Inti tulisan saya waktu itu sebenarnya sederhana. Saya mendorong Eggi agar segera memberi klarifikasi soal pertemuan kejutannya dengan Presiden. Apalagi di tengah ramainya diskusi soal pemaafan untuk beberapa tersangka yang justru ia laporkan ke Polda Metro Jaya. Klarifikasi itu jangan ditunda-tunda. Menunda hanya akan membuat posisinya semakin ambigu terjepit antara tuduhan pengkhianatan dan upaya memulihkan kepercayaan.

Nah, di tanggal 12 Januari, hari tulisan itu dimuat, terjadi sesuatu yang menarik. Sore harinya, tiba-tiba beredar luas sebuah Pernyataan Sikap dari Ketum TPUA, yang menyebut dirinya BES (Bang Eggi Sudjana?).
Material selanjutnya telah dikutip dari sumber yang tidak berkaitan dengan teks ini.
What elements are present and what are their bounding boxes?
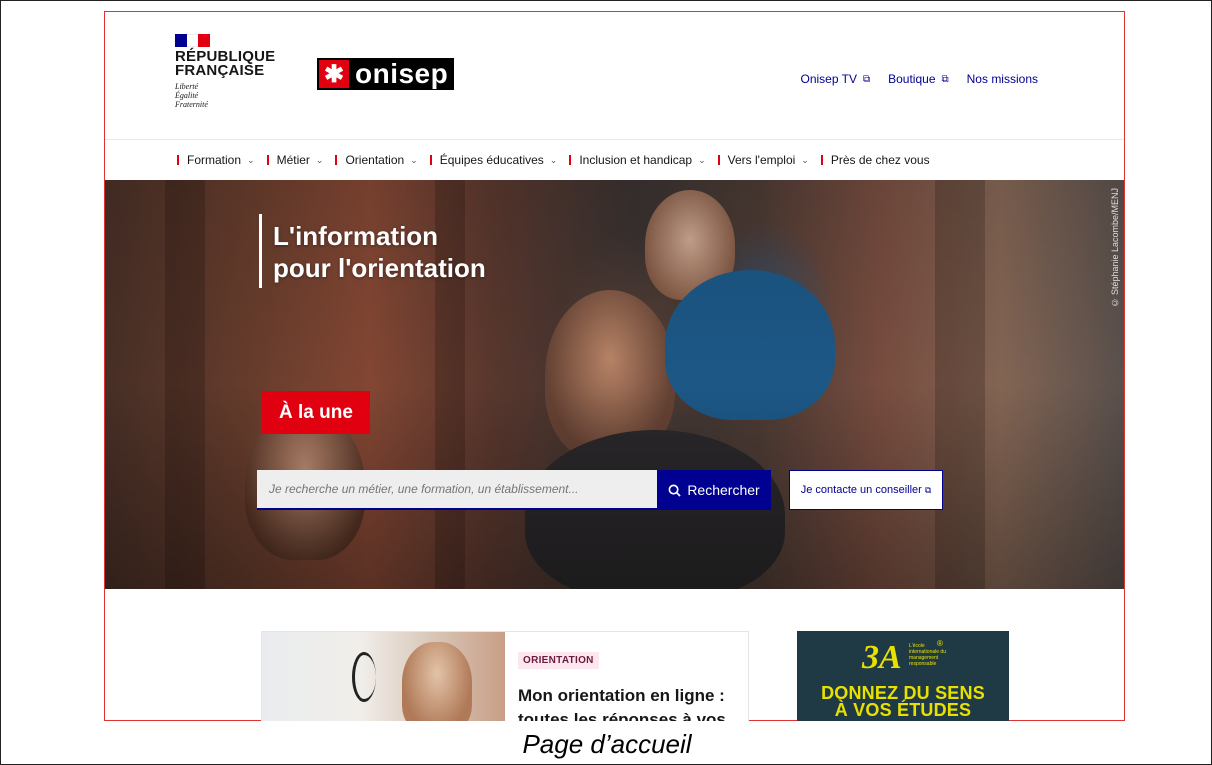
onisep-tv-link[interactable]: Onisep TV ⧉: [801, 72, 871, 86]
a-la-une-heading: À la une: [262, 391, 370, 434]
nos-missions-link[interactable]: Nos missions: [967, 72, 1038, 86]
featured-article-card[interactable]: ORIENTATION Mon orientation en ligne : t…: [261, 631, 749, 721]
republique-francaise-logo[interactable]: RÉPUBLIQUE FRANÇAISE Liberté Égalité Fra…: [175, 34, 285, 109]
search-icon: [668, 484, 681, 497]
chevron-down-icon: ⌄: [549, 154, 558, 165]
onisep-wordmark: onisep: [355, 58, 449, 89]
browser-viewport: RÉPUBLIQUE FRANÇAISE Liberté Égalité Fra…: [104, 11, 1125, 721]
external-link-icon: ⧉: [862, 73, 871, 85]
onisep-logo[interactable]: ✱ onisep: [317, 58, 455, 90]
hero-banner: L'information pour l'orientation © Stéph…: [105, 180, 1124, 589]
photo-credit: © Stéphanie Lacombe/MENJ: [1110, 188, 1120, 308]
chevron-down-icon: ⌄: [698, 154, 706, 165]
nav-item-formation[interactable]: Formation ⌄: [177, 153, 255, 167]
nav-marker: [335, 155, 338, 165]
asterisk-icon: ✱: [319, 60, 349, 88]
external-link-icon: ⧉: [941, 73, 949, 85]
screenshot-frame: RÉPUBLIQUE FRANÇAISE Liberté Égalité Fra…: [0, 0, 1212, 765]
nav-item-vers-emploi[interactable]: Vers l'emploi ⌄: [717, 153, 809, 167]
hero-overlay: [105, 180, 1124, 589]
republic-motto: Liberté Égalité Fraternité: [175, 82, 208, 109]
boutique-link[interactable]: Boutique ⧉: [888, 72, 949, 86]
article-thumbnail: [262, 632, 505, 721]
search-input[interactable]: [269, 482, 657, 496]
republique-francaise-title: RÉPUBLIQUE FRANÇAISE: [175, 48, 276, 79]
site-header: RÉPUBLIQUE FRANÇAISE Liberté Égalité Fra…: [105, 12, 1124, 140]
main-navigation: Formation ⌄ Métier ⌄ Orientation ⌄ Équip…: [105, 140, 1124, 180]
chevron-down-icon: ⌄: [410, 154, 418, 165]
chevron-down-icon: ⌄: [315, 154, 324, 165]
nav-marker: [266, 155, 269, 165]
nav-item-orientation[interactable]: Orientation ⌄: [335, 153, 418, 167]
nav-marker: [429, 155, 432, 165]
french-flag-icon: [175, 34, 211, 47]
external-link-icon: ⧉: [924, 484, 932, 495]
ad-headline: DONNEZ DU SENS À VOS ÉTUDES: [821, 683, 985, 720]
nav-marker: [717, 155, 720, 165]
chevron-down-icon: ⌄: [247, 154, 255, 165]
top-links: Onisep TV ⧉ Boutique ⧉ Nos missions: [801, 72, 1039, 86]
ad-logo: 3A: [862, 639, 902, 676]
contact-advisor-button[interactable]: Je contacte un conseiller ⧉: [789, 470, 943, 510]
category-tag: ORIENTATION: [518, 652, 599, 669]
thumbnail-person: [402, 642, 472, 721]
hero-title-bar: [259, 214, 262, 288]
figure-caption: Page d’accueil: [522, 729, 692, 759]
nav-marker: [569, 155, 572, 165]
nav-item-pres-de-chez-vous[interactable]: Près de chez vous: [820, 153, 930, 167]
chevron-down-icon: ⌄: [801, 154, 809, 165]
advertisement-banner[interactable]: 3A ® L'école internationale du managemen…: [797, 631, 1009, 721]
search-button[interactable]: Rechercher: [657, 470, 771, 510]
nav-item-equipes-educatives[interactable]: Équipes éducatives ⌄: [429, 153, 558, 167]
nav-item-inclusion-handicap[interactable]: Inclusion et handicap ⌄: [569, 153, 706, 167]
hero-title: L'information pour l'orientation: [273, 221, 486, 283]
nav-marker: [177, 155, 179, 165]
search-field[interactable]: [257, 470, 657, 510]
nav-item-metier[interactable]: Métier ⌄: [266, 153, 324, 167]
headset-icon: [352, 652, 376, 702]
nav-marker: [820, 155, 823, 165]
article-title[interactable]: Mon orientation en ligne : toutes les ré…: [518, 684, 748, 721]
ad-subtext: L'école internationale du management res…: [909, 643, 946, 667]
Isinya? Pemecatan. Beberapa nama di tubuh pengurus dan rekanan TPUA dipecat dengan alasan hak prerogatif Ketua Umum.

Nama-nama yang kena gebuk itu antara lain Azzam Khan, Muslim Arbi, Izmar, Kurnia Rayani, Rizal Fadillah, dan Rustam Effendi.

Membaca pernyataan pemecatan itu, spontan saya cuma bisa geleng-geleng sambil tertawa. Oh, rupanya ini klarifikasi pertamanya. Tertawa geli karena alasan “hak prerogatif” yang dipakai. Hak dari mana? Mungkin dapat wangsit dari Solo. Di dunia mana pun, tindakan seperti ini terlihat egois dan otoriter. “Kumaha aing,” batin saya. Hehe.